Developers
Rate limits
The Mnemos API meters per workspace, per key, and per endpoint class. Every response tells you where you stand.
Tiers
| Plan | Standard | Burst | Chat / search | Note |
|---|---|---|---|---|
| Starter | 60 | 120 | 30 / min | Per workspace. |
| Business | 600 | 1,200 | 300 / min | Per workspace, with per-key overrides. |
| Enterprise | Contractual | Contractual | Contractual | Negotiated. Hard ceilings live in the rate-limit dashboard. |
Response headers
Every API response includes the following headers. They are the source of truth — use them rather than hardcoding the table above.
headers
X-RateLimit-Limit: 600
X-RateLimit-Remaining: 427
X-RateLimit-Reset: 2026-05-19T15:00:00Z
X-RateLimit-Bucket: workspace:org_01H...:chat
Retry-After: 14 (only on 429)Backoff
On 429 rate_limited, honor Retry-After if present. Otherwise back off with full jitter: pick a random delay between 0 and an exponentially growing cap, starting at 1s and doubling on each failure, with a maximum of 60s.
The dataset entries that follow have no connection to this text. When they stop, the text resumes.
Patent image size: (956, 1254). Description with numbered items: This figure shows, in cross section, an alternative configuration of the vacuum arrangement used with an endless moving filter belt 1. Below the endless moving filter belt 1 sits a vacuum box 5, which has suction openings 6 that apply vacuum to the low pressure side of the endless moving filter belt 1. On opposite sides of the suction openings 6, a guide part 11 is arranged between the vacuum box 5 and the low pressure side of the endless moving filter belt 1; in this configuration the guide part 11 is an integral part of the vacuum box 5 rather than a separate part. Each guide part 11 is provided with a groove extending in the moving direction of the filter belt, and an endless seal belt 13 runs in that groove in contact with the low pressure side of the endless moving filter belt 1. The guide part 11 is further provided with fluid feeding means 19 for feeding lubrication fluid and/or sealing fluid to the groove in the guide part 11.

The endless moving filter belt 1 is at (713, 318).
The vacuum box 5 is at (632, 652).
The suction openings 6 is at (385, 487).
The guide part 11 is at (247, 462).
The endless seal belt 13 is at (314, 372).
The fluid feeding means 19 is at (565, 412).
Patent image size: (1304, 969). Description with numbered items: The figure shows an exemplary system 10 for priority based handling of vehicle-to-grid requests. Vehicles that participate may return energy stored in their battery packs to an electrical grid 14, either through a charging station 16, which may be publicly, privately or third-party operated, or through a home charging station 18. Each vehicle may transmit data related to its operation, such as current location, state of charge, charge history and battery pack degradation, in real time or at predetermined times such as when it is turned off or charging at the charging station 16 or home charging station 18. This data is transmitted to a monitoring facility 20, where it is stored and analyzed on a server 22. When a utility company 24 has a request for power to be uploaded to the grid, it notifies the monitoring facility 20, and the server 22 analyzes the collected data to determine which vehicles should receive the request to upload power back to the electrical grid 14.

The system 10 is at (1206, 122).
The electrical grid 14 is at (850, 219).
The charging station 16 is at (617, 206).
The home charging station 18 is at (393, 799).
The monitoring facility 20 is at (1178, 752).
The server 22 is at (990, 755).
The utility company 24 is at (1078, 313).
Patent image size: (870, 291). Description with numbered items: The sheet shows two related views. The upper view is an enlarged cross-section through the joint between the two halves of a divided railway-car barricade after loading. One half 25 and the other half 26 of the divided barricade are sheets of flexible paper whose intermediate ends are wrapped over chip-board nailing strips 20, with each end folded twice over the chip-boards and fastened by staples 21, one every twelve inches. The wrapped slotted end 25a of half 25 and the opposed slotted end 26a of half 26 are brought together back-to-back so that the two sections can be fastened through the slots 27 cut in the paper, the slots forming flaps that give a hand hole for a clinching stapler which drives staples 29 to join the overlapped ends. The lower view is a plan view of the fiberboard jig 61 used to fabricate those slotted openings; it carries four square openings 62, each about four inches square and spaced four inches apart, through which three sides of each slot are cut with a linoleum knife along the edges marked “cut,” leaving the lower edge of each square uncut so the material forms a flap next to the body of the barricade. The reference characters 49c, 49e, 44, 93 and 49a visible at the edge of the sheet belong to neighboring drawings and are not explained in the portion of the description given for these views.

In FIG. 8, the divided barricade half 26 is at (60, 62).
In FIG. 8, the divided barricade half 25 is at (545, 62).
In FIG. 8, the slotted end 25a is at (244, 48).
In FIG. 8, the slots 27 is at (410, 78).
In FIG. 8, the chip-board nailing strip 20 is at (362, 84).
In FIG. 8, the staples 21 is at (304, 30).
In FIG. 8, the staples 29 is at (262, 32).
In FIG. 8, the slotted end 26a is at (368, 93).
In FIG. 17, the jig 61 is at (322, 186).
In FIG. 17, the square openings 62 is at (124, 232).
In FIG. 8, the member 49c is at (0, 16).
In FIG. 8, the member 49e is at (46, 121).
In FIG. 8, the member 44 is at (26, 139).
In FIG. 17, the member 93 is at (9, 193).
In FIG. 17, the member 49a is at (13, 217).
Do not retry the same request more than 5 times.
example
async function withBackoff<T>(fn: () => Promise<T>, max = 5): Promise<T> {
let attempt = 0;
for (;;) {
try { return await fn(); }
catch (err: any) {
if (err.status !== 429 || attempt >= max) throw err;
const ra = Number(err.headers?.get("retry-after") ?? 0);
const cap = Math.min(60_000, 1_000 * 2 ** attempt);
const delay = ra > 0 ? ra * 1000 : Math.random() * cap;
await new Promise(r => setTimeout(r, delay));
attempt++;
}
}
}Need higher limits?
Business customers can request key-scoped overrides for a single workload (for example, a one-time backfill) without amending the contract. Enterprise customers can negotiate permanent ceilings.